Publié par harkia le

Tour Eiffel
Paris est mort

    Nous n’avons rien vu venir. Nous ne nous étions pas méfiés. Mais comment se méfier de ce qui est habituel dans une ville qui a fait de ce phénomène sa signature si désespérante. L’affliction avait commencé à s’installer en nous il y a bien des années, de façon pernicieuse et invisible. À bien y réfléchir, la fatalité qui s’abattit sur toute la population ne devait rien au hasard de l’instant ; c’était une “attaque” préparée depuis longtemps.

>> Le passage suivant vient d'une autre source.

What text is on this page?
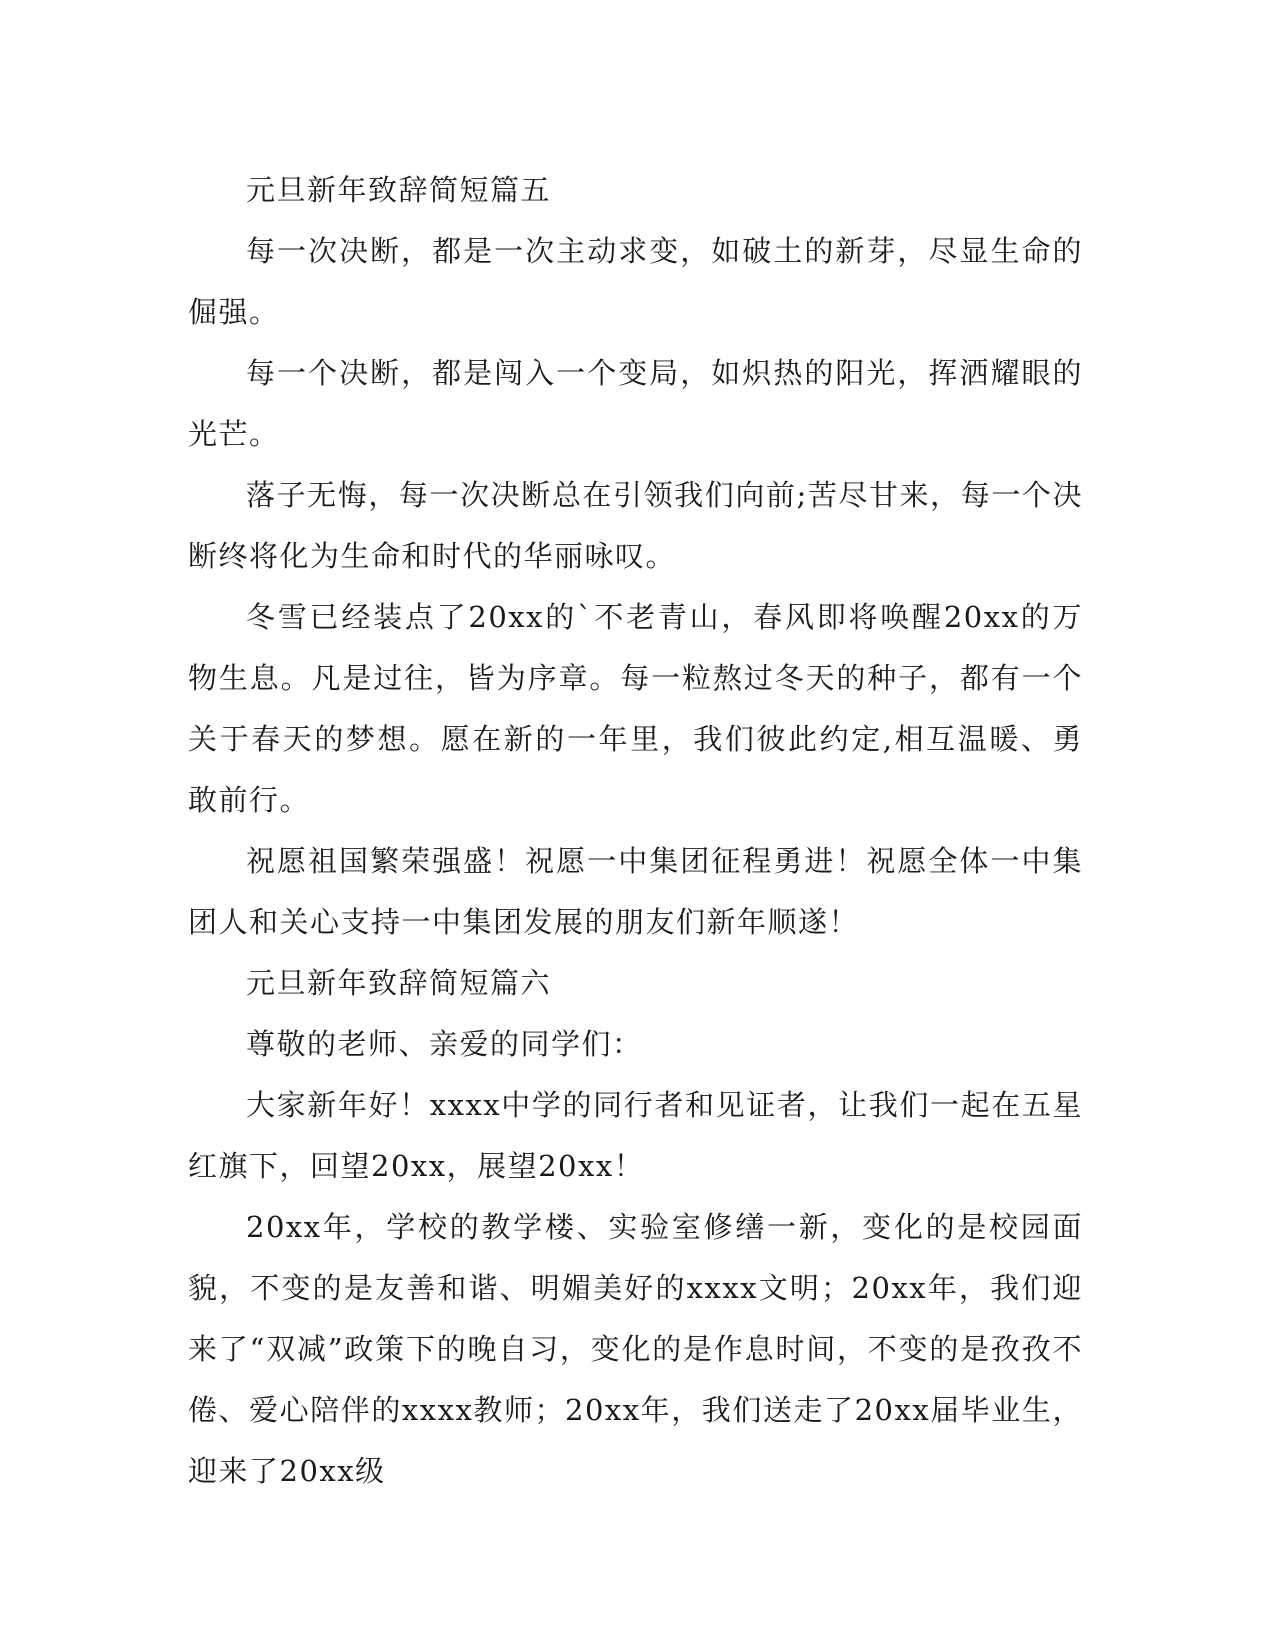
元旦新年致辞简短篇五

每一次决断，都是一次主动求变，如破土的新芽，尽显生命的倔强。

每一个决断，都是闯入一个变局，如炽热的阳光，挥洒耀眼的光芒。

落子无悔，每一次决断总在引领我们向前;苦尽甘来，每一个决断终将化为生命和时代的华丽咏叹。

冬雪已经装点了20xx的`不老青山，春风即将唤醒20xx的万物生息。凡是过往，皆为序章。每一粒熬过冬天的种子，都有一个关于春天的梦想。愿在新的一年里，我们彼此约定,相互温暖、勇敢前行。

祝愿祖国繁荣强盛！祝愿一中集团征程勇进！祝愿全体一中集团人和关心支持一中集团发展的朋友们新年顺遂！

元旦新年致辞简短篇六

尊敬的老师、亲爱的同学们：

大家新年好！xxxx中学的同行者和见证者，让我们一起在五星红旗下，回望20xx，展望20xx！

20xx年，学校的教学楼、实验室修缮一新，变化的是校园面貌，不变的是友善和谐、明媚美好的xxxx文明；20xx年，我们迎来了“双减”政策下的晚自习，变化的是作息时间，不变的是孜孜不倦、爱心陪伴的xxxx教师；20xx年，我们送走了20xx届毕业生，迎来了20xx级
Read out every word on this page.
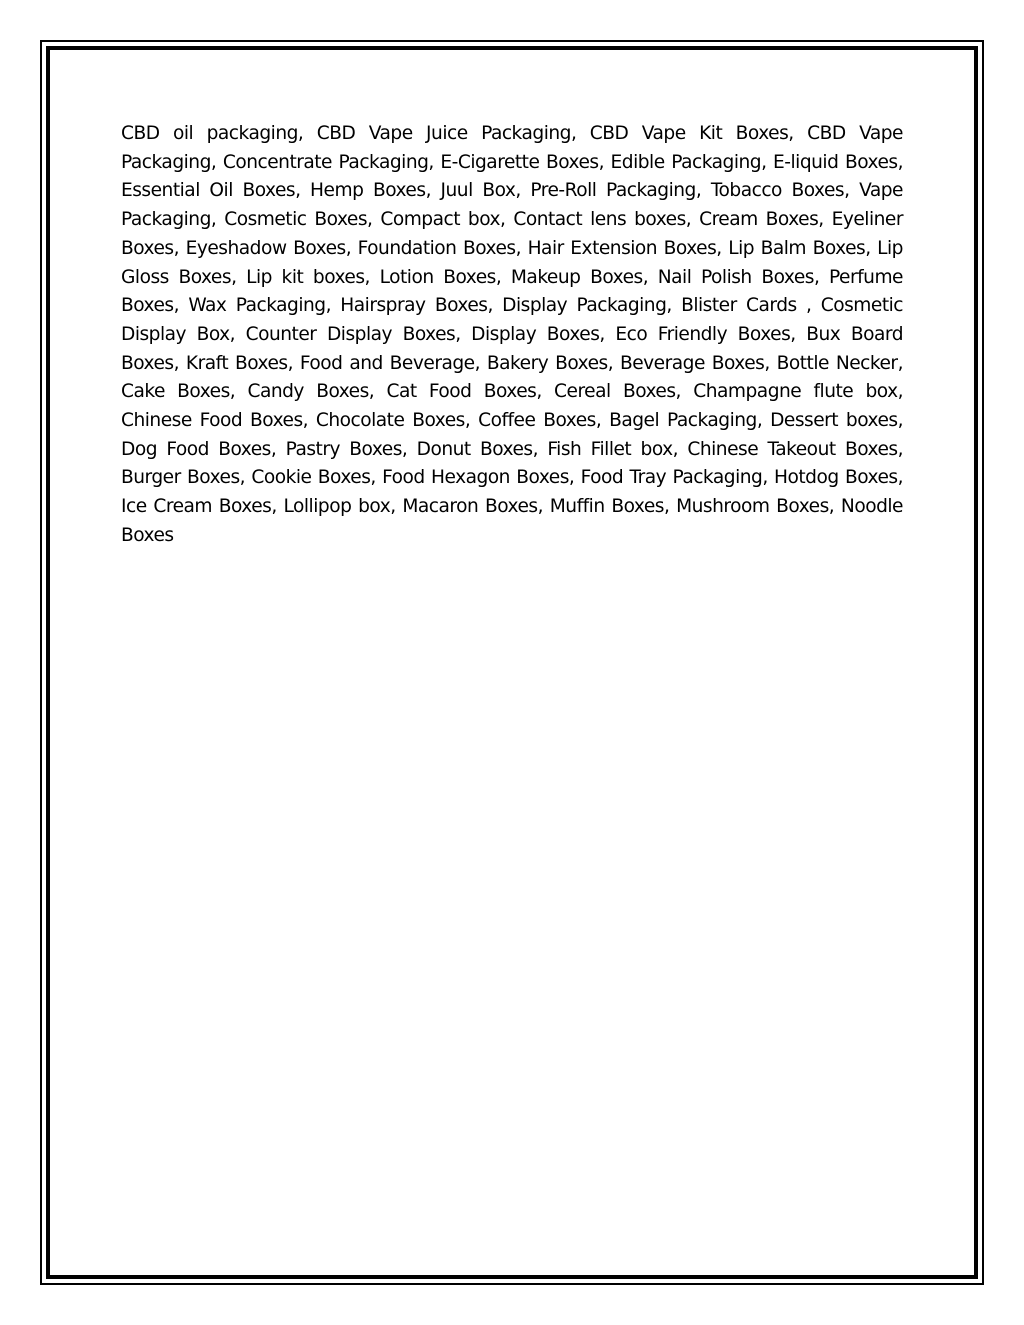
CBD oil packaging, CBD Vape Juice Packaging, CBD Vape Kit Boxes, CBD Vape Packaging, Concentrate Packaging, E-Cigarette Boxes, Edible Packaging, E-liquid Boxes, Essential Oil Boxes, Hemp Boxes, Juul Box, Pre-Roll Packaging, Tobacco Boxes, Vape Packaging, Cosmetic Boxes, Compact box, Contact lens boxes, Cream Boxes, Eyeliner Boxes, Eyeshadow Boxes, Foundation Boxes, Hair Extension Boxes, Lip Balm Boxes, Lip Gloss Boxes, Lip kit boxes, Lotion Boxes, Makeup Boxes, Nail Polish Boxes, Perfume Boxes, Wax Packaging, Hairspray Boxes, Display Packaging, Blister Cards , Cosmetic Display Box, Counter Display Boxes, Display Boxes, Eco Friendly Boxes, Bux Board Boxes, Kraft Boxes, Food and Beverage, Bakery Boxes, Beverage Boxes, Bottle Necker, Cake Boxes, Candy Boxes, Cat Food Boxes, Cereal Boxes, Champagne flute box, Chinese Food Boxes, Chocolate Boxes, Coffee Boxes, Bagel Packaging, Dessert boxes, Dog Food Boxes, Pastry Boxes, Donut Boxes, Fish Fillet box, Chinese Takeout Boxes, Burger Boxes, Cookie Boxes, Food Hexagon Boxes, Food Tray Packaging, Hotdog Boxes, Ice Cream Boxes, Lollipop box, Macaron Boxes, Muffin Boxes, Mushroom Boxes, Noodle Boxes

Canal saint Martin à Paris

     Le phénomène débuta avec du mauvais temps. La couche cotonneuse et sombre des nuages parisiens ressemblait à s’y méprendre à celle de tous les jours, à celle qui remplit le cœur des habitants d’une triste résignation. Pourtant, ces démons noirs comme l’ébène alourdissaient l’air d’une manière obscène que je peine à décrire ; mais personne ne pensa à les accuser de toute leur haine, puisque cette dernière s’était lentement et irrémédiablement diluée dans les années passées.
     La sensation, comme je l’ai décrite à Carole et Marc, semblait être une vibration malséante qui mettait à mal mes organes en les appesantissant. Ce fut une sensation interne plutôt qu’externe. Je sentis nettement mon cœur battre plus bas qu’il ne l’aurait dû ; mes poumons peinaient à maintenir leur danse respiratoire de la manière inconnue et pourtant si familière que j’ai éprouvée toute ma vie. C’est le genre de chose que l’on remarque le jour où cela ne fonctionne plus comme d’habitude.

Pont de Paris

     C’est avec une volonté elle aussi étrange que je parlai de mon ressenti à mes amis. Je remarquai avec étonnement que, eux ainsi que toute la population, évitèrent le sujet et firent comme si aucune turbulence ne secoua leur sein. Avaient-ils tous accepté ce qui leur arrivait ?
     Ce louvoiement universel ne fit qu’accroître mon malaise, un malaise qui s’épaississait autant que les nuages qui grondaient au dessus de nos têtes.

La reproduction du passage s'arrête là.